Да разве в этом дело, теряется Катька, зато всегда полный дом друзей – Митька один раз даже спросил: почему у нас так редко гости – только по выходным, – вечные игры – зимой снежки, санки, летом прятки, вышибалки… Визгу и правда было много – папа, то есть я, как-то четверть часа прятался в колодце, расперши сруб собственной персоной, мама, то есть Катька, из-за головы зафинтилила мячом вместо Славки в окно, но он же его в предгибельный миг и отбил, – много чего было, но как можно лезть с трогательными воспоминаниями к людям, чье единственное наслаждение заключается в том, чтобы оплевывать чужое счастье! У меня начало сводить мышцы лица от усилия удержаться на рассеянной любезности, когда душа рвется воззвать: остановись, не мечи бисера перед своим пометом…
– Я только сейчас узнала, что такое бедность, – страх. Сегодня можешь есть что хочешь, а завтра, может быть, на улицу пойдешь – тут уж никакая икра в горло не полезет. Помню, мы на работе в первый раз после девяносто первого скинулись на баночку кофе, и
Валя даже прослезилась: я думала, никогда больше не попробую кофе.
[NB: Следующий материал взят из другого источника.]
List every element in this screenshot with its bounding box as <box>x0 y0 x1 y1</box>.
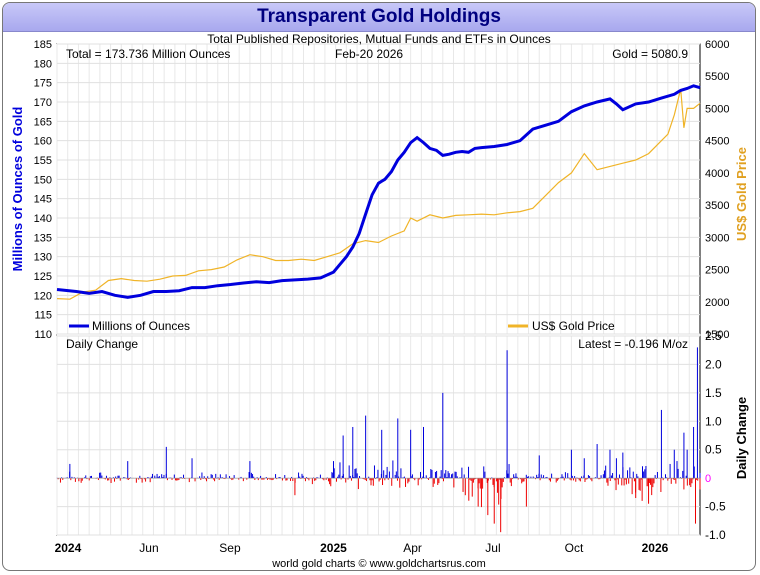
chart-title: Transparent Gold Holdings <box>257 6 501 27</box>
y-tick-label-right: 5500 <box>705 71 729 83</box>
y-tick-label-left: 130 <box>34 252 52 264</box>
y-tick-label-right: 1500 <box>705 329 729 341</box>
y-tick-label-right: 2500 <box>705 265 729 277</box>
y-tick-label-left: 150 <box>34 174 52 186</box>
y-tick-label-left: 145 <box>34 194 52 206</box>
y-tick-label-right: 4500 <box>705 136 729 148</box>
x-tick-label: Oct <box>565 541 584 555</box>
y-tick-label-left: 175 <box>34 78 52 90</box>
total-annotation: Total = 173.736 Million Ounces <box>66 47 230 61</box>
y-tick-label-left: 155 <box>34 155 52 167</box>
y-tick-label-left: 165 <box>34 116 52 128</box>
daily-tick-label: -0.5 <box>705 500 726 514</box>
x-tick-label: Jul <box>485 541 500 555</box>
gold-price-line <box>56 88 701 300</box>
y-axis-label-left: Millions of Ounces of Gold <box>10 107 25 272</box>
daily-tick-label: 1.0 <box>705 414 722 428</box>
y-tick-label-left: 125 <box>34 271 52 283</box>
y-tick-label-right: 6000 <box>705 39 729 51</box>
chart-svg: 110 115 120 125 130 135 140 145 150 155 160 165 170 1… <box>10 32 749 555</box>
y-tick-label-left: 110 <box>34 329 52 341</box>
x-tick-label: Jun <box>139 541 158 555</box>
y-tick-label-right: 4000 <box>705 168 729 180</box>
daily-axis-label: Daily Change <box>734 397 749 479</box>
date-annotation: Feb-20 2026 <box>335 47 403 61</box>
holdings-line <box>56 84 701 299</box>
y-tick-label-left: 120 <box>34 290 52 302</box>
daily-tick-label: -1.0 <box>705 528 726 542</box>
daily-zero-label: 0 <box>705 473 711 485</box>
y-tick-label-left: 170 <box>34 97 52 109</box>
x-tick-label: Sep <box>219 541 241 555</box>
y-tick-label-left: 180 <box>34 58 52 70</box>
legend-label-gold: US$ Gold Price <box>532 319 615 333</box>
y-axis-label-right: US$ Gold Price <box>734 147 749 241</box>
chart-subtitle: Total Published Repositories, Mutual Fun… <box>207 32 551 46</box>
y-tick-label-left: 140 <box>34 213 52 225</box>
daily-panel-title: Daily Change <box>66 337 138 351</box>
gold-annotation: Gold = 5080.9 <box>612 47 688 61</box>
daily-tick-label: 1.5 <box>705 386 722 400</box>
y-tick-label-right: 3500 <box>705 200 729 212</box>
x-tick-label: 2026 <box>642 541 669 555</box>
footer-credit: world gold charts © www.goldchartsrus.co… <box>272 558 486 570</box>
daily-tick-label: 2.0 <box>705 357 722 371</box>
y-tick-label-left: 185 <box>34 39 52 51</box>
y-tick-label-left: 135 <box>34 232 52 244</box>
y-tick-label-right: 2000 <box>705 297 729 309</box>
y-tick-label-right: 5000 <box>705 103 729 115</box>
legend-label-holdings: Millions of Ounces <box>92 319 190 333</box>
y-tick-label-right: 3000 <box>705 232 729 244</box>
x-tick-label: Apr <box>403 541 422 555</box>
title-bar: Transparent Gold Holdings <box>3 3 755 32</box>
x-tick-label: 2025 <box>320 541 347 555</box>
y-tick-label-left: 115 <box>34 310 52 322</box>
y-tick-label-left: 160 <box>34 136 52 148</box>
daily-latest-annotation: Latest = -0.196 M/oz <box>578 337 688 351</box>
daily-tick-label: 2.5 <box>705 329 722 343</box>
daily-tick-label: 0.5 <box>705 443 722 457</box>
x-tick-label: 2024 <box>55 541 82 555</box>
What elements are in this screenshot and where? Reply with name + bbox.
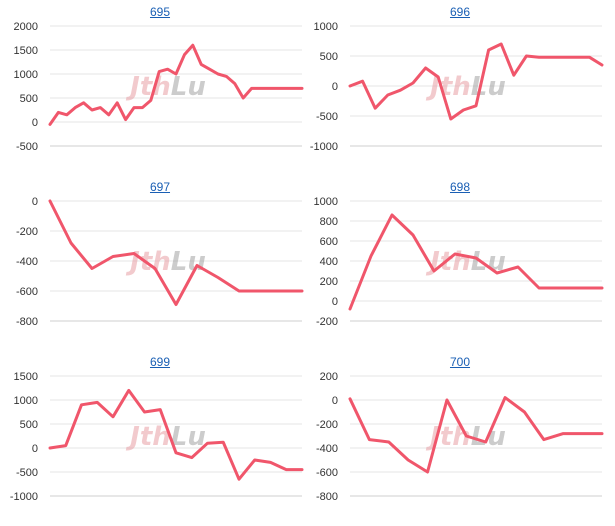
y-tick-label: -1000	[10, 491, 38, 503]
chart-title-link[interactable]: 695	[149, 5, 171, 19]
chart-svg: 1000 500 0 -500 -1000 JthLu	[310, 21, 604, 153]
y-tick-label: 200	[320, 276, 338, 288]
watermark-part1: Jth	[125, 422, 171, 452]
y-tick-label: 500	[320, 51, 338, 63]
watermark-part2: Lu	[171, 247, 206, 277]
watermark: JthLu	[125, 422, 206, 452]
y-tick-label: -800	[16, 316, 38, 328]
watermark-part2: Lu	[171, 72, 206, 102]
y-tick-label: 1500	[14, 371, 38, 383]
y-tick-label: -500	[16, 141, 38, 153]
chart-svg: 2000 1500 1000 500 0 -500 JthLu	[14, 21, 304, 153]
chart-panel-696: 696 1000 500 0 -500 -1000 JthLu	[310, 0, 610, 170]
y-tick-label: -200	[316, 316, 338, 328]
y-tick-label: -500	[16, 467, 38, 479]
watermark-part1: Jth	[425, 422, 471, 452]
y-tick-label: 0	[332, 81, 338, 93]
watermark: JthLu	[425, 422, 506, 452]
chart-title-link[interactable]: 696	[449, 5, 471, 19]
watermark: JthLu	[125, 72, 206, 102]
y-tick-label: -600	[316, 467, 338, 479]
y-tick-label: 500	[20, 93, 38, 105]
series-line	[48, 199, 304, 306]
y-tick-label: -1000	[310, 141, 338, 153]
y-tick-label: 0	[32, 443, 38, 455]
y-tick-label: 500	[20, 419, 38, 431]
y-tick-label: -200	[16, 226, 38, 238]
series-line	[348, 396, 604, 474]
series-line	[348, 213, 604, 311]
series-line	[48, 43, 304, 126]
watermark-part1: Jth	[425, 72, 471, 102]
chart-title-link[interactable]: 698	[449, 180, 471, 194]
chart-panel-697: 697 0 -200 -400 -600 -800 JthLu	[10, 175, 310, 345]
y-tick-label: 1000	[14, 69, 38, 81]
y-tick-label: 1500	[14, 45, 38, 57]
y-tick-label: 1000	[314, 196, 338, 208]
y-tick-label: -600	[16, 286, 38, 298]
chart-title-link[interactable]: 697	[149, 180, 171, 194]
y-tick-label: 1000	[14, 395, 38, 407]
watermark-part2: Lu	[471, 72, 506, 102]
y-tick-label: 200	[320, 371, 338, 383]
y-tick-label: 0	[332, 296, 338, 308]
y-tick-label: -400	[316, 443, 338, 455]
y-tick-label: -500	[316, 111, 338, 123]
y-tick-label: 800	[320, 216, 338, 228]
chart-panel-700: 700 200 0 -200 -400 -600 -800 JthLu	[310, 350, 610, 520]
y-tick-label: 2000	[14, 21, 38, 33]
y-tick-label: 600	[320, 236, 338, 248]
y-tick-label: 400	[320, 256, 338, 268]
watermark-part1: Jth	[125, 72, 171, 102]
y-tick-label: -400	[16, 256, 38, 268]
y-tick-label: -800	[316, 491, 338, 503]
chart-svg: 1500 1000 500 0 -500 -1000 JthLu	[10, 371, 304, 503]
chart-panel-695: 695 2000 1500 1000 500 0 -500 JthLu	[10, 0, 310, 170]
watermark-part2: Lu	[171, 422, 206, 452]
chart-panel-698: 698 1000 800 600 400 200 0 -200 JthLu	[310, 175, 610, 345]
watermark-part1: Jth	[425, 247, 471, 277]
y-tick-label: -200	[316, 419, 338, 431]
chart-svg: 200 0 -200 -400 -600 -800 JthLu	[316, 371, 604, 503]
chart-title-link[interactable]: 699	[149, 355, 171, 369]
y-tick-label: 0	[32, 196, 38, 208]
chart-panel-699: 699 1500 1000 500 0 -500 -1000 JthLu	[10, 350, 310, 520]
chart-title-link[interactable]: 700	[449, 355, 471, 369]
y-tick-label: 0	[332, 395, 338, 407]
series-line	[48, 388, 304, 481]
series-line	[348, 42, 604, 121]
y-tick-label: 0	[32, 117, 38, 129]
y-tick-label: 1000	[314, 21, 338, 33]
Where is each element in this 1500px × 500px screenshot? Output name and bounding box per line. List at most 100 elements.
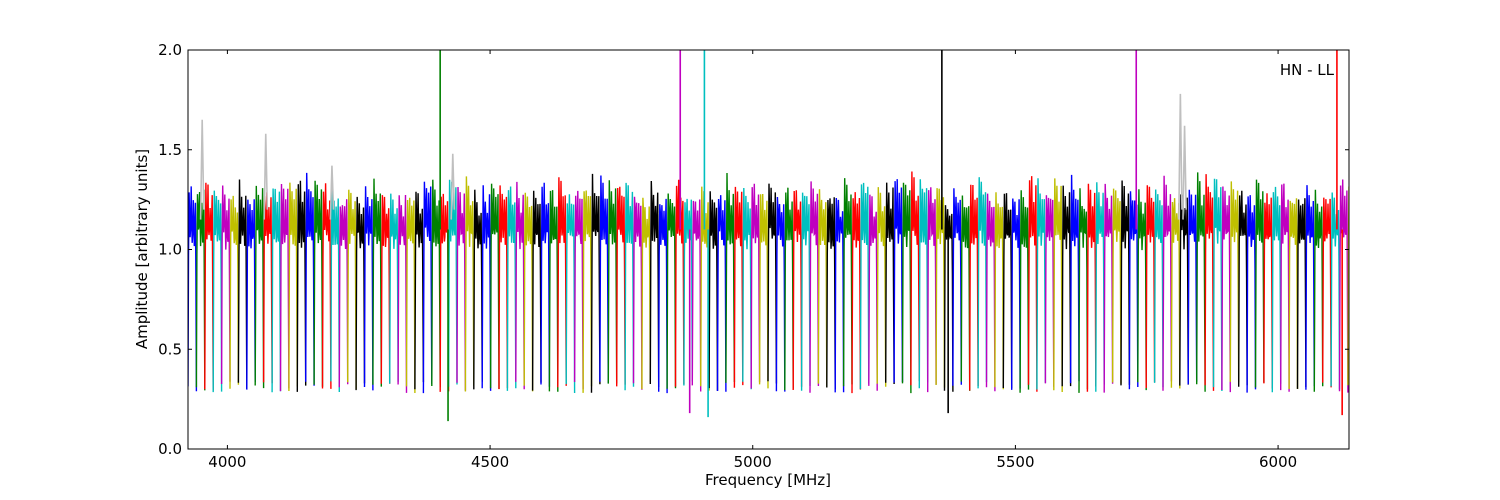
channel-series-line — [1061, 185, 1072, 387]
channel-series-line — [1263, 193, 1274, 389]
channel-series-line — [355, 196, 366, 391]
channel-series-line — [565, 194, 576, 394]
channel-series-line — [1296, 198, 1307, 389]
plot-annotation-label: HN - LL — [1280, 61, 1335, 79]
channel-series-line — [868, 194, 878, 391]
channel-series-line — [405, 197, 416, 394]
channel-series-line — [1279, 183, 1290, 392]
channel-series-line — [330, 189, 340, 393]
channel-series-line — [817, 189, 828, 388]
channel-series-line — [372, 178, 382, 387]
channel-series-line — [1271, 186, 1282, 393]
channel-series-line — [1044, 195, 1055, 387]
channel-series-line — [641, 197, 651, 390]
channel-series-line — [296, 180, 307, 392]
channel-series-line — [431, 179, 441, 388]
channel-series-line — [1120, 180, 1131, 386]
x-tick-label: 4000 — [208, 453, 246, 471]
channel-series-line — [481, 185, 492, 391]
channel-series-line — [1145, 185, 1156, 389]
channel-series-line — [809, 181, 820, 393]
channel-series-line — [220, 185, 231, 385]
channel-series-line — [784, 187, 794, 391]
channel-series-line — [422, 181, 433, 394]
channel-series-line — [288, 182, 298, 392]
channel-series-line — [960, 195, 971, 391]
channel-series-line — [969, 184, 979, 391]
channel-series-line — [1095, 182, 1105, 392]
channel-series-line — [229, 195, 240, 389]
y-axis-label: Amplitude [arbitrary units] — [133, 149, 151, 349]
x-tick-label: 5500 — [996, 453, 1034, 471]
channel-series-line — [237, 179, 248, 389]
channel-series-line — [498, 185, 509, 390]
background-trace-peak — [263, 133, 269, 220]
channel-series-line — [271, 188, 282, 393]
background-trace-peak — [1182, 125, 1187, 220]
channel-series-line — [188, 186, 198, 392]
x-tick-label: 4500 — [471, 453, 509, 471]
channel-series-line — [523, 192, 534, 392]
channel-series-line — [1002, 193, 1013, 389]
channel-series-line — [1086, 183, 1097, 392]
channel-series-line — [910, 171, 920, 386]
channel-series-line — [977, 177, 988, 389]
channel-series-line — [456, 186, 467, 391]
channel-series-line — [859, 182, 870, 390]
channel-series-line — [927, 187, 937, 393]
y-tick-label: 0.5 — [158, 340, 182, 358]
channel-series-line — [1036, 178, 1047, 390]
channel-series-line — [1069, 174, 1080, 384]
background-trace-peak — [450, 153, 456, 220]
channel-series-line — [742, 187, 752, 390]
channel-series-line — [195, 189, 206, 391]
channel-series-line — [347, 189, 357, 390]
channel-series-line — [893, 179, 904, 383]
channel-series-line — [548, 190, 559, 392]
channel-series-line — [607, 180, 618, 384]
y-tick-label: 1.5 — [158, 141, 182, 159]
channel-series-line — [842, 178, 853, 387]
channel-series-line — [666, 193, 677, 389]
channel-series-line — [725, 172, 736, 383]
channel-series-line — [573, 190, 584, 390]
channel-series-line — [1254, 179, 1265, 388]
channel-series-line — [338, 199, 349, 388]
channel-series-line — [599, 175, 609, 384]
channel-series-line — [540, 182, 551, 387]
channel-series-line — [246, 199, 256, 390]
channel-series-line — [414, 191, 425, 390]
channel-series-line — [1221, 186, 1232, 393]
channel-series-line — [632, 196, 643, 390]
x-axis-label: Frequency [MHz] — [705, 471, 831, 489]
channel-series-line — [363, 186, 374, 391]
channel-series-line — [750, 183, 761, 389]
y-tick-label: 1.0 — [158, 241, 182, 259]
channel-series-line — [952, 188, 962, 386]
channel-series-line — [935, 188, 946, 388]
channel-series-line — [758, 193, 769, 389]
channel-series-line — [767, 183, 778, 384]
channel-series-line — [313, 180, 324, 387]
background-trace-peak — [329, 165, 335, 220]
channel-series-line — [380, 195, 391, 384]
channel-series-line — [901, 182, 912, 394]
channel-series-line — [506, 186, 517, 391]
channel-series-line — [1011, 198, 1021, 390]
channel-series-line — [582, 190, 593, 393]
channel-series-line — [1187, 189, 1198, 385]
channel-series-line — [616, 186, 626, 387]
channel-series-line — [204, 182, 214, 391]
channel-series-line — [1111, 188, 1122, 384]
y-axis-ticks: 0.0 0.5 1.0 1.5 2.0 — [158, 41, 1349, 458]
x-tick-label: 6000 — [1259, 453, 1297, 471]
channel-series-line — [792, 190, 803, 391]
channel-series-line — [826, 197, 836, 390]
background-trace-peak — [1177, 93, 1183, 220]
channel-series-line — [1321, 197, 1332, 388]
channel-series-line — [1137, 189, 1147, 391]
channel-series-line — [1338, 179, 1349, 393]
channel-series-line — [590, 173, 601, 393]
channel-series-line — [254, 185, 265, 389]
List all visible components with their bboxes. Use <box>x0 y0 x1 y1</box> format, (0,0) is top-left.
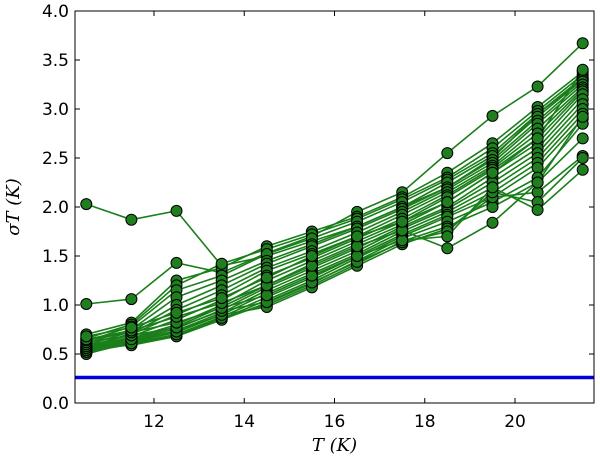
data-point <box>125 293 138 306</box>
series-line <box>86 86 584 349</box>
series-line <box>86 90 584 351</box>
series-line <box>86 155 584 345</box>
data-point <box>486 109 499 122</box>
data-point <box>260 271 273 284</box>
series-line <box>86 169 584 342</box>
data-point <box>576 63 589 76</box>
series-line <box>86 71 584 336</box>
data-point <box>170 204 183 217</box>
data-point <box>576 152 589 164</box>
series-line <box>86 88 584 350</box>
data-point <box>170 256 183 269</box>
series-line <box>86 137 584 347</box>
data-point <box>215 292 228 305</box>
x-axis-label: T (K) <box>312 435 357 456</box>
y-axis-label: σT (K) <box>3 178 24 236</box>
series-line <box>86 80 584 346</box>
y-tick-label: 2.5 <box>42 149 69 169</box>
data-point <box>441 242 454 255</box>
data-point <box>441 230 454 243</box>
data-point <box>80 198 93 211</box>
series-line <box>86 98 584 353</box>
y-tick-label: 1.0 <box>42 296 69 316</box>
series-line <box>86 76 584 343</box>
series-line <box>86 116 584 341</box>
data-point <box>441 147 454 160</box>
series-line <box>86 78 584 267</box>
y-tick-label: 1.5 <box>42 247 69 267</box>
series-line <box>86 78 584 344</box>
data-point <box>576 37 589 50</box>
data-point <box>396 215 409 228</box>
series-line <box>86 118 584 351</box>
data-point <box>125 213 138 226</box>
data-point <box>486 216 499 229</box>
y-tick-label: 3.0 <box>42 100 69 120</box>
series-line <box>86 108 584 355</box>
data-point <box>531 80 544 93</box>
data-point <box>576 163 589 176</box>
y-tick-label: 4.0 <box>42 2 69 22</box>
x-tick-label: 20 <box>504 412 526 432</box>
y-tick-label: 0.0 <box>42 394 69 414</box>
data-point <box>80 330 93 343</box>
x-tick-label: 12 <box>143 412 165 432</box>
data-point <box>351 230 364 243</box>
data-point <box>125 321 138 334</box>
data-point <box>531 176 544 189</box>
data-point <box>170 306 183 319</box>
y-tick-label: 2.0 <box>42 198 69 218</box>
x-tick-label: 18 <box>414 412 436 432</box>
tick-layer: 12 14 16 18 20 0.0 0.5 1.0 1.5 2.0 2.5 3.0 3.5 4.0 <box>42 2 594 432</box>
data-point <box>486 181 499 194</box>
data-point <box>531 203 544 216</box>
x-tick-label: 14 <box>233 412 255 432</box>
data-point <box>305 250 318 262</box>
data-point <box>576 110 589 123</box>
series-line <box>86 157 584 343</box>
data-point <box>531 132 544 145</box>
data-point <box>80 298 93 310</box>
y-tick-label: 0.5 <box>42 345 69 365</box>
x-tick-label: 16 <box>324 412 346 432</box>
data-point <box>441 196 454 209</box>
data-point <box>576 132 589 145</box>
data-point <box>486 166 499 179</box>
series-line <box>86 69 584 338</box>
data-point <box>215 257 228 270</box>
y-tick-label: 3.5 <box>42 51 69 71</box>
series-line <box>86 74 584 340</box>
series-line <box>86 83 584 348</box>
series-layer <box>80 37 589 360</box>
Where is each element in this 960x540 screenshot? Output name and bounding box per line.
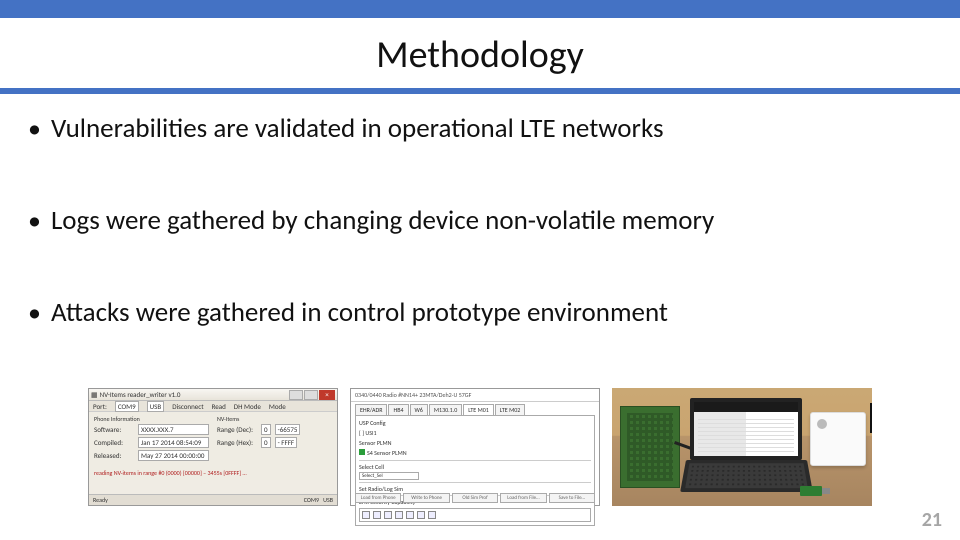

А я тогда еще подумала: если бы мне кто-то пообещал, что я каждый месяц буду знать, чем вам зарплату платить, – и никакого кофе больше не попрошу. А помнишь, мне на день рождения лимон подарили – сколько было удовольствия?
– И в рубище почтенна добродетель! – завершил Дмитрий и зашелся в надсадном хехехехехехехеканье.
– Моим родителям и в голову не приходило примериваться, что где-то там красная икра продается, а жили…
Боже, и все это при чужих и чуждых…
– Я не понимаю. – Дочь страдальчески коснулась виска, словно от невыносимой мигрени. – Сколько можно похваляться этим русским терпением! Они не примеривались… Может быть, если бы примеривались, то сейчас и жили бы как люди.
“Как люди” – это как пять процентов населения Земли.
– А мы и так живем как люди! Меня одно у нас угнетает – грязь.
Хоть сама лестницу мой!
– Но здесь же воняет. – Дмитрий проникновенно надвинулся потными грудями на пиршественный стол. – Ты что, не чувствуешь?
Здесь ВОНЯЕТ!
Он наслаждался безнаказанной возможностью испускать все новые и новые клубы вони, и я наконец почувствовал ненависть к Катьке, во имя своих издохших иллюзий заставляющей меня снова выслушивать поносные речи этой злобной погани, для которой россыпи ее бисера служат особенно сладостным слабительным.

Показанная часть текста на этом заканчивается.